Anthropology as an Aid to Moral Science
Appendix 9. (fn. 347).
The observation I have made about brute matter, whose concept implies an essential relationship with feeling, explains many philosophical opinions and errors. As far as I know, philosophers did not clearly see that there is a concomitant, relative, conceptual mode of being. Hence the invention of false systems to explain the reality of matter. There are basically three of these systems: the first simply says that matter is inexplicable and unintelligible; the second (idealism) denies outright the existence of matter (it causes too much trouble in philosophy); the third confuses matter with feeling, giving matter the attributes of feeling or even of intelligence, that is, it makes matter itself feeling and intelligent.
The first system, that of Plato and Aristotle, contains some truth, as Plato understood it. According to him, matter is not intelligible through itself but only through the light of the mind. Aristotle on the other hand favoured dividing matter from all its forms and making it an abstraction. But this abstract being, which in reality is nothing, is therefore truly unintelligible. The question under discussion does not concern abstract matter but inanimate, real matter, lacking only the form of feeling.

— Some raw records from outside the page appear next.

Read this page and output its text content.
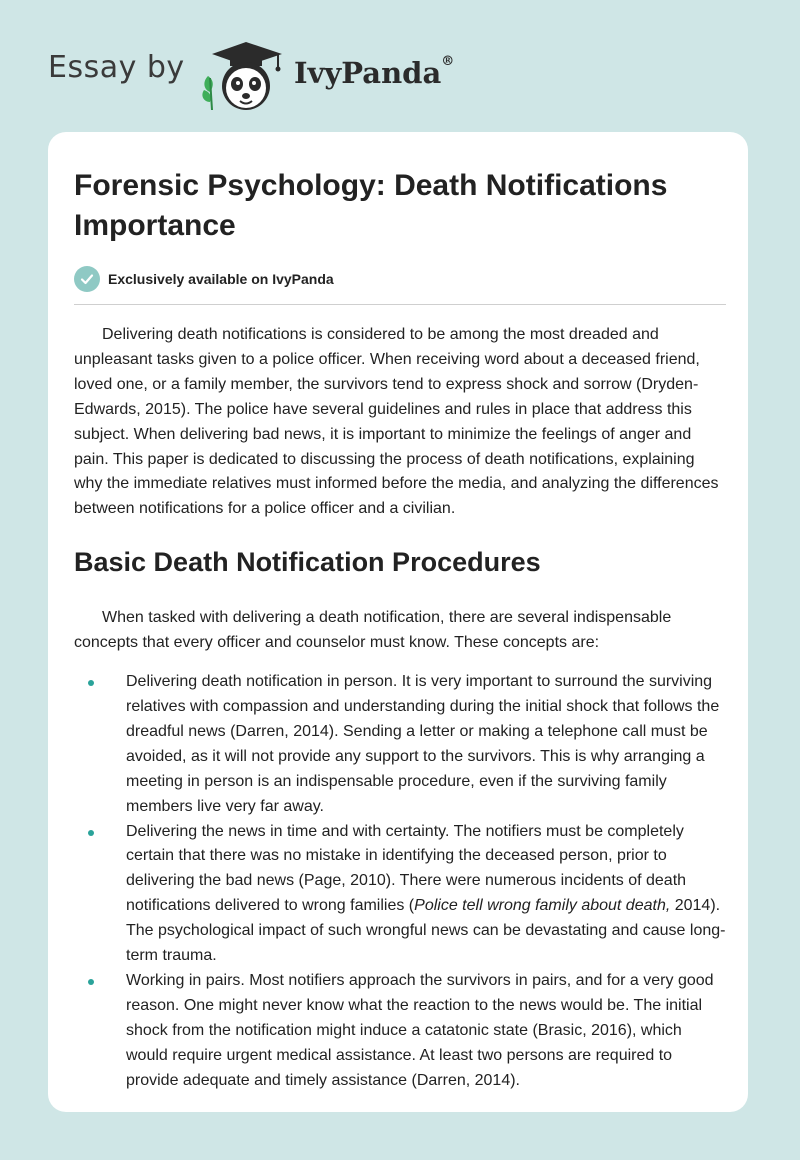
Essay by	IvyPanda®
Forensic Psychology: Death Notifications Importance
Exclusively available on IvyPanda

Delivering death notifications is considered to be among the most dreaded and unpleasant tasks given to a police officer. When receiving word about a deceased friend, loved one, or a family member, the survivors tend to express shock and sorrow (Dryden-Edwards, 2015). The police have several guidelines and rules in place that address this subject. When delivering bad news, it is important to minimize the feelings of anger and pain. This paper is dedicated to discussing the process of death notifications, explaining why the immediate relatives must informed before the media, and analyzing the differences between notifications for a police officer and a civilian.

Basic Death Notification Procedures

When tasked with delivering a death notification, there are several indispensable concepts that every officer and counselor must know. These concepts are:

Delivering death notification in person. It is very important to surround the surviving relatives with compassion and understanding during the initial shock that follows the dreadful news (Darren, 2014). Sending a letter or making a telephone call must be avoided, as it will not provide any support to the survivors. This is why arranging a meeting in person is an indispensable procedure, even if the surviving family members live very far away.
Delivering the news in time and with certainty. The notifiers must be completely certain that there was no mistake in identifying the deceased person, prior to delivering the bad news (Page, 2010). There were numerous incidents of death notifications delivered to wrong families (Police tell wrong family about death, 2014). The psychological impact of such wrongful news can be devastating and cause long-term trauma.
Working in pairs. Most notifiers approach the survivors in pairs, and for a very good reason. One might never know what the reaction to the news would be. The initial shock from the notification might induce a catatonic state (Brasic, 2016), which would require urgent medical assistance. At least two persons are required to provide adequate and timely assistance (Darren, 2014).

The second system, idealism, did not begin with Berkeley; it has always been present wherever philosophy has been pursued. In India the Bracmans, or Brahmins as they are now called, teach that the material world is simply an illusion, a dream or magical deception. Bodies, to exist in reality, would have to cease to exist in themselves and be absorbed into that which is nothing (properly speaking, this nothing is the idea) which through its simplicity forms the perfection of all beings (cf. Brahmins in Naigeon's Enciclop. Method. Philos. anc. et mod.).
The third system has been repeated many times. It took various forms, for example, the soul of the world. Another form, similar to idealism, is the Platonists' teaching that our souls made our bodies (cf. Macrob. Somn., Scip., bk. 1, c. 6, 14 and 17; bk. 2, c. 3; also Huet, QQ Alnet., bk. 2, c. 8). A third form is T. Campanella's system: in his well-known book De sensu rerum et magia he attributes feeling to all bodies: `We cannot give to another what we do not have in ourselves. Hence, all that is contained in an effect must also be found in the cause. Animals have feeling, but because feeling does not come from nothing, we must conclude that the elements, the constitutive principles of the animal, also have feeling. The animal therefore feels heaven and earth.' These ideas of Campanella seem to have led Leibniz to his two systems of monads and the minute immortal animal. A legitimate offspring of this is the tiny ethereal body which, according to Bonnet's presupposition, perpetually envelops souls.
All these systems are clearly exaggerated. The most we can say about matter is that 1. it has real existence, 2. its real mode of being is concomitant with the existence of feeling, 3. its conceptual mode of being (the concept we have of it) logically implies an essential relationship with feeling. To go further would be to transcend the limits of the question; it would mean that inadvertently we were speaking about the corporeal principle or the cause of matter, rather than about matter itself and its concept (in the way we actually possess it).